Director: Instance-aware Gaussian Splatting for Dynamic Scene Modeling and Understanding

arXiv cs.CV / 4/3/2026

💬 OpinionSignals & Early TrendsIdeas & Deep AnalysisModels & Research

Key Points

  • The paper introduces “Director,” a unified spatio-temporal Gaussian representation designed for dynamic scenes, aiming to combine high-fidelity 4D rendering with instance-level semantics for more robust understanding and tracking.
  • It improves semantic consistency by supervising Gaussian-level learnable features using temporally aligned instance masks and sentence embeddings from multimodal large language models, with two MLP decoders to support identity consistency over time.
  • To reduce temporal drift and improve stability, the method integrates 2D optical flow with 4D Gaussians and fine-tunes their motion, using the resulting alignment to provide more reliable initialization.
  • Training further incorporates geometry-aware SDF constraints and regularization terms that enforce surface continuity, targeting better temporal coherence in dynamic foreground modeling.
  • Experiments report that Director produces temporally coherent 4D reconstructions while enabling instance segmentation and open-vocabulary (language-conditioned) querying of the scene.

Abstract

Volumetric video seeks to model dynamic scenes as temporally coherent 4D representations.
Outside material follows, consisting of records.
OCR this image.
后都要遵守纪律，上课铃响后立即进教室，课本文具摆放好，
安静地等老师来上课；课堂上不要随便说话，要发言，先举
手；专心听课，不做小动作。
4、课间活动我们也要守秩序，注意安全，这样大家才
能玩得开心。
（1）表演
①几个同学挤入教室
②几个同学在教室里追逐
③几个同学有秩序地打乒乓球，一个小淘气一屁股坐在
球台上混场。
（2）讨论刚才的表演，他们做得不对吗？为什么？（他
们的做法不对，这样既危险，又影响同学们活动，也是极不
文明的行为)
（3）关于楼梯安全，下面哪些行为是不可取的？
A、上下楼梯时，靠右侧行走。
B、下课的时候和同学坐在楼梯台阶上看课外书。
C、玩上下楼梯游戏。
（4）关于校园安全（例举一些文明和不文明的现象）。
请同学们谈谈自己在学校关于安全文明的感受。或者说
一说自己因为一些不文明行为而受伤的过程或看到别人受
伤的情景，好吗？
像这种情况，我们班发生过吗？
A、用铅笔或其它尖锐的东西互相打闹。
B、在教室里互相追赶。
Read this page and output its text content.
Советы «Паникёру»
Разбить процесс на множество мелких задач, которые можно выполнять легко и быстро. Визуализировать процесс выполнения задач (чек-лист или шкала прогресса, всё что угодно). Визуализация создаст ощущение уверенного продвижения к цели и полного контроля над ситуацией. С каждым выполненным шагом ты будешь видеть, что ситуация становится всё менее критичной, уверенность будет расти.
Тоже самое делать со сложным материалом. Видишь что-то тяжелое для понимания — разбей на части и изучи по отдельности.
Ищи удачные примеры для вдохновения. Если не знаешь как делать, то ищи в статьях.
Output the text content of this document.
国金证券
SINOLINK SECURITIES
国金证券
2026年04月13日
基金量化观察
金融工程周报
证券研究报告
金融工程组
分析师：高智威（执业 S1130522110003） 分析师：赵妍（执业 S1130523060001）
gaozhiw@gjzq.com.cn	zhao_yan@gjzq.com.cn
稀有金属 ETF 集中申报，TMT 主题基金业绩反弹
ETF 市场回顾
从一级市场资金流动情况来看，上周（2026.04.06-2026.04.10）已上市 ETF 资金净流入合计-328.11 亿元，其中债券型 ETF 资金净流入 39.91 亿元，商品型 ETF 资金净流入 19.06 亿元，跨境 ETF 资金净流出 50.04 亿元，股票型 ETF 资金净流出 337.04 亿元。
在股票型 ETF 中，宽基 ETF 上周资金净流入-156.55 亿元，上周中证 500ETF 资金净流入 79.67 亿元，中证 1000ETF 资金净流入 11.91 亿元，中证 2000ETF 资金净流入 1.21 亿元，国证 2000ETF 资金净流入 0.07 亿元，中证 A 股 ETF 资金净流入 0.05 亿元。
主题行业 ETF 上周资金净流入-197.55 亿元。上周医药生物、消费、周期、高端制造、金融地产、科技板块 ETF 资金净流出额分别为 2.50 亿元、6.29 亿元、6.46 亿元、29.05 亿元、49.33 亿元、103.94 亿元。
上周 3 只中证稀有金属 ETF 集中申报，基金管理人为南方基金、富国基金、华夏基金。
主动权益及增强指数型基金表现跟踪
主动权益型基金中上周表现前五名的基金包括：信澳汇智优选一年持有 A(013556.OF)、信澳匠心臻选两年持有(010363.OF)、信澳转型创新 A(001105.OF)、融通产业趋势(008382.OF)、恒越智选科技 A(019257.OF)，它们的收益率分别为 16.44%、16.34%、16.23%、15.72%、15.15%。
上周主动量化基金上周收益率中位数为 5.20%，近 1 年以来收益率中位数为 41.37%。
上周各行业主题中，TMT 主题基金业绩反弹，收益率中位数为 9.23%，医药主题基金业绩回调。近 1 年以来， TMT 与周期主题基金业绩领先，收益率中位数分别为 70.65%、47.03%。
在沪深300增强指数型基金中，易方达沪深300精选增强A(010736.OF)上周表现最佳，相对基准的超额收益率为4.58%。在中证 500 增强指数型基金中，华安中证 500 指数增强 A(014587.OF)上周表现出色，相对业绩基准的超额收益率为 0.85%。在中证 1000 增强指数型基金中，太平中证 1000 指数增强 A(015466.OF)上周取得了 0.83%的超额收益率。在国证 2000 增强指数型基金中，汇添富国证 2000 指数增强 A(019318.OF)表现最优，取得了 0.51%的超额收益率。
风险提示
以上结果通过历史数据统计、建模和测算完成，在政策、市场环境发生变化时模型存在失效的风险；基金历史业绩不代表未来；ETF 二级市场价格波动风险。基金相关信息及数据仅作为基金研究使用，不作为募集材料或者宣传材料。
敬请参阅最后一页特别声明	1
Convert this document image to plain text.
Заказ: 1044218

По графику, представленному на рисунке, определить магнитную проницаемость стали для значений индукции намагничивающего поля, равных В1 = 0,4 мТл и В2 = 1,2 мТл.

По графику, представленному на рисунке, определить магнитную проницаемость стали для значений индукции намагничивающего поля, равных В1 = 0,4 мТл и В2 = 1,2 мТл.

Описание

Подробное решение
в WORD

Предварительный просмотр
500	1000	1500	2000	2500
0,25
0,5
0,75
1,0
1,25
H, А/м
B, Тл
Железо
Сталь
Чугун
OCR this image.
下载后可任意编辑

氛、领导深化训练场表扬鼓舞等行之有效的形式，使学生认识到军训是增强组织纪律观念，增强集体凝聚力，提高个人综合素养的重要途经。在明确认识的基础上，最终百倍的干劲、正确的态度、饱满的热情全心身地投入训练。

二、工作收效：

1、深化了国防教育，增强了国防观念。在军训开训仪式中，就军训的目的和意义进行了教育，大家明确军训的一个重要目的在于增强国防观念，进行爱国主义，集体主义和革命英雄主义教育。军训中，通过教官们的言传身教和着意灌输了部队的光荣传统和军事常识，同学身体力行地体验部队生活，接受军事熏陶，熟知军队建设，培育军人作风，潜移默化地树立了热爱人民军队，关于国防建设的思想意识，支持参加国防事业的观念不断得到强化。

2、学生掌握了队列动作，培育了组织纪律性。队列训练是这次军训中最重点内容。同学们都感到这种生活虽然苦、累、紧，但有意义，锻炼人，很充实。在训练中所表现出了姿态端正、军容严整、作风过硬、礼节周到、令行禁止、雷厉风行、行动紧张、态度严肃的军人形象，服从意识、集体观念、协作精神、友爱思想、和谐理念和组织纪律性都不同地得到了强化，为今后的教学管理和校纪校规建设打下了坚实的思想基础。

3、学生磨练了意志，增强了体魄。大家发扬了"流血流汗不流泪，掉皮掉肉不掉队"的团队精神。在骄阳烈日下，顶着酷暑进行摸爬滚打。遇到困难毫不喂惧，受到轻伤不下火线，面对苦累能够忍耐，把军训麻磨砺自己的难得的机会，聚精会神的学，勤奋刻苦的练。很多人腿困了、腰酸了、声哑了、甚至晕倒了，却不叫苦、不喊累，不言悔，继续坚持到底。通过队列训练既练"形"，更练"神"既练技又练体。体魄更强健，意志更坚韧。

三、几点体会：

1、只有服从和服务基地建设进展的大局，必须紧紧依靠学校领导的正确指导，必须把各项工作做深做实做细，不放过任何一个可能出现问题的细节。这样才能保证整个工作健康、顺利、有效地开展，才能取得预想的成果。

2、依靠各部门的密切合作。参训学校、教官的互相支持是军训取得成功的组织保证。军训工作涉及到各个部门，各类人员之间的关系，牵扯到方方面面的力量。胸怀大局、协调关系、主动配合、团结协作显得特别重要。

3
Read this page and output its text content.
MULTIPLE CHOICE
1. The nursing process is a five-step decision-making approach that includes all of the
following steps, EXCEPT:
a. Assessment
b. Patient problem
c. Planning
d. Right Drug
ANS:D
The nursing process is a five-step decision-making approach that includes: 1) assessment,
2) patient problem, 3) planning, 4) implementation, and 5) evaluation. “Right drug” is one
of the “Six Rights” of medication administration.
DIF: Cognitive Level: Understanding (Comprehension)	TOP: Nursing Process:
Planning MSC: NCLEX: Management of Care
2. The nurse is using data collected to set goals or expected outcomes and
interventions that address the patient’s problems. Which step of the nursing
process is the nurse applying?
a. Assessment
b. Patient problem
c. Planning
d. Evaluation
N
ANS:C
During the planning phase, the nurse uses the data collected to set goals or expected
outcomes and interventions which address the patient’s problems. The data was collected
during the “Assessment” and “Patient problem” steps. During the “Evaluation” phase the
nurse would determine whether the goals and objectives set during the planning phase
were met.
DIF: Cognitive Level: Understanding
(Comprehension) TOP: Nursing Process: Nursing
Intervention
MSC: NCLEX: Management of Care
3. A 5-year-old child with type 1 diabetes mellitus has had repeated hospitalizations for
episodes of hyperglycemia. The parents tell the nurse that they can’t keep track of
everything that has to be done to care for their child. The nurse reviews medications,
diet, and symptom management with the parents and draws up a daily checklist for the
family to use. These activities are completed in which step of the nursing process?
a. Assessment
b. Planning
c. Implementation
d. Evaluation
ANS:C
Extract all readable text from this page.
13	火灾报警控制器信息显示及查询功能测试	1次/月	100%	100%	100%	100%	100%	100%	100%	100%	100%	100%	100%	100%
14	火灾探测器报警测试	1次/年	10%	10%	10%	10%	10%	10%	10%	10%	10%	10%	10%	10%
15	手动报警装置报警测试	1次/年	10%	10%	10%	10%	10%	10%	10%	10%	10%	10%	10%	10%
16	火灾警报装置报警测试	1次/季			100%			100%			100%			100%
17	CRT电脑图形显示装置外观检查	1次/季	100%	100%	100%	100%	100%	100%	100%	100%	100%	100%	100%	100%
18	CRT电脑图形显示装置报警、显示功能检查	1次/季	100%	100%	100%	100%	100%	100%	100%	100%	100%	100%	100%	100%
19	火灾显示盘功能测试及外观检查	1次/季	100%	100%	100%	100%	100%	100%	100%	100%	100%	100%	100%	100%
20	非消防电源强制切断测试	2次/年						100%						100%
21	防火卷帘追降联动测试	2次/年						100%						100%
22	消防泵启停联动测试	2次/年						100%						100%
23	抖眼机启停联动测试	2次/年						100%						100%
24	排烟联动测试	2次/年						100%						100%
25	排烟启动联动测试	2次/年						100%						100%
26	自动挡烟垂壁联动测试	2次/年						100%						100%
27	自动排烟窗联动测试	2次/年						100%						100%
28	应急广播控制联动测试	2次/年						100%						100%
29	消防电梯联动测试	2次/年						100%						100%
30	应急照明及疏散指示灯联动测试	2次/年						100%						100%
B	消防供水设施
While recent Gaussian-based approaches achieve impressive rendering fidelity, they primarily emphasize appearance but are largely agnostic to instance-level structure, limiting stable tracking and semantic reasoning in highly dynamic scenarios. In this paper, we present Director, a unified spatio-temporal Gaussian representation that jointly models human performance, high-fidelity rendering, and instance-level semantics. Our key insight is that embedding instance-consistent semantics naturally complements 4D modeling, enabling more accurate scene decomposition while supporting robust dynamic scene understanding. To this end, we leverage temporally aligned instance masks and sentence embeddings derived from Multimodal Large Language Models to supervise the learnable semantic features of each Gaussian via two MLP decoders, enabling language-aligned 4D representations and enforcing identity consistency over time. To enhance temporal stability, we bridge 2D optical flow with 4D Gaussians and finetune their motions, yielding reliable initialization and reducing drift. For the training, we further introduce a geometry-aware SDF constraints, along with regularization terms that enforces surface continuity, enhancing temporal coherence in dynamic foreground modeling. Experiments demonstrate that Director achieves temporally coherent 4D reconstructions while simultaneously enabling instance segmentation and open-vocabulary querying.